Church Of St Swithun is a Grade II* listed building in the Dorset local planning authority area, England. First listed on 28 November 1950. Church. 2 related planning applications.

Church Of St Swithun

WRENN ID
rusted-brass-jet
Grade
II*
Local Planning Authority
Dorset
Country
England
Date first listed
28 November 1950
Type
Church
Source
Historic England listing

Description

Church of St Swithun, North Allington

This parish church was designed by Charles Wallis and built in 1826–7 on a new site, replacing a medieval church about a mile north that had become ruinous by the 1820s. It was reordered in 1901 by C.E. Ponting, again in 1959, and had a vestry and hall added in 1991 by Angela Dudley of Humberts, Sherborne. Little is known of Wallis, who practised in Dorchester in the 1820s and designed several classical churches and public buildings. He may be the same architect who worked in Swansea in 1802–4, superintended the Mumbles Marble works at Margam, was involved with restoration of Margam Abbey from 1805–9, and was in Bristol by 1832.

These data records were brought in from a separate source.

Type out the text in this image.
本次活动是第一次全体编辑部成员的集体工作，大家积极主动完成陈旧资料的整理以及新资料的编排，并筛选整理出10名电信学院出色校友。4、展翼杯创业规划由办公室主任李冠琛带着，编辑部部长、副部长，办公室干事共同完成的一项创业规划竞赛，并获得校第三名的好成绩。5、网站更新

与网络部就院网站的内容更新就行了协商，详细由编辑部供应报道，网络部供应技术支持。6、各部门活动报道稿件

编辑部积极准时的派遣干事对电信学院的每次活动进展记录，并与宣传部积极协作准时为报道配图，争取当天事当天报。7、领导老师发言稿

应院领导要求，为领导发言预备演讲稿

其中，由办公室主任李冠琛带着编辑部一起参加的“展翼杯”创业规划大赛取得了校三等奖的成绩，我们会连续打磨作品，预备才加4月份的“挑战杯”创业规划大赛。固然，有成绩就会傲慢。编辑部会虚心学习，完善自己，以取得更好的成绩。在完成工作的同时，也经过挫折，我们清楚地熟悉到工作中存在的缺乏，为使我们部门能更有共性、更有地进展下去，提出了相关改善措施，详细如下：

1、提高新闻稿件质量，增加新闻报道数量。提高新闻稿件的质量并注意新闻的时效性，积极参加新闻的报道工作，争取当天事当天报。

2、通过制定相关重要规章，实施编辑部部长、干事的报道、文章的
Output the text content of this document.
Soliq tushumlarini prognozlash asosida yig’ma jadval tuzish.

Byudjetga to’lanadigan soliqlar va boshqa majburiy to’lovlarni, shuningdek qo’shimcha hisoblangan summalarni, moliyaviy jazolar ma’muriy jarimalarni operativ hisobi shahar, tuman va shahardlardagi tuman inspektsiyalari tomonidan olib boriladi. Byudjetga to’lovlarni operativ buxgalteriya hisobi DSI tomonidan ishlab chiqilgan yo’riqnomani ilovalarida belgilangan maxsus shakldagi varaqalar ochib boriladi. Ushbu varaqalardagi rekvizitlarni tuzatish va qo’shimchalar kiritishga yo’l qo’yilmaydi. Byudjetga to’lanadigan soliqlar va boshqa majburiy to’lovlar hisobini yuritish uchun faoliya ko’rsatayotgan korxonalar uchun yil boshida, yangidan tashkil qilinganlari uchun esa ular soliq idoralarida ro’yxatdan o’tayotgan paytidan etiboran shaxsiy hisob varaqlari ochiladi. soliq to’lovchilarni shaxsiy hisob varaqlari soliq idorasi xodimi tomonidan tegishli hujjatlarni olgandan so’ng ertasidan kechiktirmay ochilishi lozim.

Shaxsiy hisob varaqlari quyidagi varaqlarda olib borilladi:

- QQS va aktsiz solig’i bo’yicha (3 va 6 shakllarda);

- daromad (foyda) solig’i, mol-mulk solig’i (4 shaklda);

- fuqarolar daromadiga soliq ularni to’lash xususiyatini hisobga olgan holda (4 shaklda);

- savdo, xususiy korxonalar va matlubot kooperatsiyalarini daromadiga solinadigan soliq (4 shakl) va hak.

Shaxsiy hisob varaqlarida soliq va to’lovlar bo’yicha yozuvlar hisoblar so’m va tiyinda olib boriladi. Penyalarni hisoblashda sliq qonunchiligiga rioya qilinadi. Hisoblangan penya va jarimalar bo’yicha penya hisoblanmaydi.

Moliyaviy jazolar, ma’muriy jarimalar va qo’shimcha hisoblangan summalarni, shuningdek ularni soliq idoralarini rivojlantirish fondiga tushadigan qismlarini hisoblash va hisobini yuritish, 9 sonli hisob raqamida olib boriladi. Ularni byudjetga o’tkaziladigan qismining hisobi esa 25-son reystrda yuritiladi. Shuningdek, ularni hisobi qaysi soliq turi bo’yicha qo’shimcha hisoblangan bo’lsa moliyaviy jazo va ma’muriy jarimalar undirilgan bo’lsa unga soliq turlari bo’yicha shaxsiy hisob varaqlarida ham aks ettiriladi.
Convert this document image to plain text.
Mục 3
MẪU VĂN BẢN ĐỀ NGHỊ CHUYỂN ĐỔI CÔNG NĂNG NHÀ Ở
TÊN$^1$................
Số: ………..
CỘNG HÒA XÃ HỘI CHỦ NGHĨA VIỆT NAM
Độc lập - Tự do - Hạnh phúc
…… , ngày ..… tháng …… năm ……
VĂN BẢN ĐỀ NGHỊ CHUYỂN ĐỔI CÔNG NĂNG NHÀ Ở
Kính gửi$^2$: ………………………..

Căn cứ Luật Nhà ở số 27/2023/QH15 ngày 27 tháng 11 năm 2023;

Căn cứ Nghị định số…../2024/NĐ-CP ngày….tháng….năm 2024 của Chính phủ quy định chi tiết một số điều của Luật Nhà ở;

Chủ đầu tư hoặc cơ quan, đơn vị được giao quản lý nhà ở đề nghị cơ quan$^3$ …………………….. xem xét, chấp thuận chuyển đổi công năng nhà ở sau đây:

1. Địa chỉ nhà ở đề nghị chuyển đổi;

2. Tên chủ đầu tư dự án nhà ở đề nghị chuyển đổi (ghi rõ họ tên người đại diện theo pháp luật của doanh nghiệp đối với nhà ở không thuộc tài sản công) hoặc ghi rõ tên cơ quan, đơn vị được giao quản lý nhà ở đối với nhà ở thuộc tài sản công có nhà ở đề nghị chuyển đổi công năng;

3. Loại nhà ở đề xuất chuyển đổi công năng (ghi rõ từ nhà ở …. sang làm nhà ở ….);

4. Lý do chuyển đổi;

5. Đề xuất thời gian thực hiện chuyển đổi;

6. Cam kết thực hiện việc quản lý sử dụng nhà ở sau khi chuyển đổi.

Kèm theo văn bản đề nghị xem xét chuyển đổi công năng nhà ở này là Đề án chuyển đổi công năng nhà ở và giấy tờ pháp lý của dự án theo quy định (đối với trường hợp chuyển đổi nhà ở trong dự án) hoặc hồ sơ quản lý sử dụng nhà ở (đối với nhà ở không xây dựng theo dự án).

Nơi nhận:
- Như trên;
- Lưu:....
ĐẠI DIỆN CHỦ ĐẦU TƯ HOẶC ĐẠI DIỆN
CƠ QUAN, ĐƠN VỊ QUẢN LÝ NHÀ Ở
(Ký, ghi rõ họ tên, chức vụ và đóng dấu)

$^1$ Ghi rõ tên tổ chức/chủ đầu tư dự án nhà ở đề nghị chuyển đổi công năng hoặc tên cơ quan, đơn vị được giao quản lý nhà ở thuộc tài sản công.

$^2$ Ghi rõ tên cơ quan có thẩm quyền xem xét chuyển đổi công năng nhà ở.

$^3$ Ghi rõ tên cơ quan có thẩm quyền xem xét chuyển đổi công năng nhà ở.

The church is constructed mostly of local Bothenhampton stone, rendered and painted, with slate roofs. The plan is a simple rectangular preaching box with its orientation reversed: the entrance is at the east and the altar at the west. The building is dominated by a striking Greek Doric portico with four unfluted columns without bases but with a necking band below the capital. The columns support an entablature with triglyphs and a plain pediment. The portico is raised above four steps and rises to a drum-shaped bell turret with rectangular louvred openings and a shallow dome. Three entrances with broad moulded frames pierce the facade, the central one larger and positioned beneath the portico, while the side doors give access to the gallery stairs. Above each entrance is a large round-arched window with a moulded frame over the arch only, linked by a stringcourse at the level of the imposts. The sides of the building have five similar windows, also linked by the impost stringcourse. A moulded eaves cornice supports a flat parapet that hides the hipped slate roof. The ritual east wall is blank except for a glazed lunette over the altar, now blocked internally. L-shaped vestries and associated spaces are positioned to the east.

The interior is a spacious rectangular hall, approximately 60 feet long by 48 feet wide, with a 25-foot-high ceiling. The ceiling has been tiled but retains four original plaster roses. The lower walls are panelled with wainscots. Behind the altar is a shallow recessed arch with a lunette window in the head, now blocked. The entrance beneath the tower originally led via transverse doorways into two lobbies with broad glazed lunettes facing into the church; the north lobby is now a vestry and the south a baptistery, its lunette removed. The west end features a large gallery on cast-iron columns with panels partly filled with iron interlaced arcading. The gallery's centre was brought forward to accommodate the organ, probably in 1857. A door in the south-east corner, created around 1991, provides access to the new vestries and hall.

The original deal pews survive with panelled bench ends and mahogany top rails. They were lowered and their doors removed in 1901, and were rearranged to form a central walkway. The gallery retains seven tiers of original seating on the south side. The windows contain green and yellow glass, probably of late 19th or early 20th-century date. The lunette over the altar was blocked internally around 1900–6; of the original glazing of 1827, about half survives, arranged in eight concentric bands with rays of glory, running scrolls, fleurs-de-lys, paterae and palmettes, mainly in gold and red. The Blessed Sacrament altar on the ritual north side has a Gothic reredos of gilded oak, designed for the high altar in 1902. The high altar and oak communion rail date from 1959, as does the large crucifixion figure hanging behind it, carved by Francis Stevens of Faith Craft Studios. To its south stands one of the two original pulpits, painted and gilded timber, square on plan with a single panel on each face and fluted and chamfered angles. It has been lowered during one of the reorderings. The staircase to the pulpit has stick balusters and ramped mahogany rails. An octagonal Gothic font dates from 1864.

The 1991 additions comprise a low hall and vestry connected to the building by a glazed corridor that encloses two sides of a small courtyard behind the chancel. The new work is generally contextual in style, with arched openings, slate roofs and rendered walls. The church sits at the top of a slope with a central path from the gates, flanked by numerous 19th-century gravestones. The main gate has ashlar piers with an iron overthrow and lamp, dated 1850.

Adjustments to the seating began in 1849 (recorded in the ICBS archive). The left-hand pulpit and reading desk were removed in 1854, and a gallery organ was installed in 1857. The church reopened after Ponting's reordering in November 1901, by which time elements of Anglo-Catholic worship had been introduced. Later reorderings included the addition of two side altars.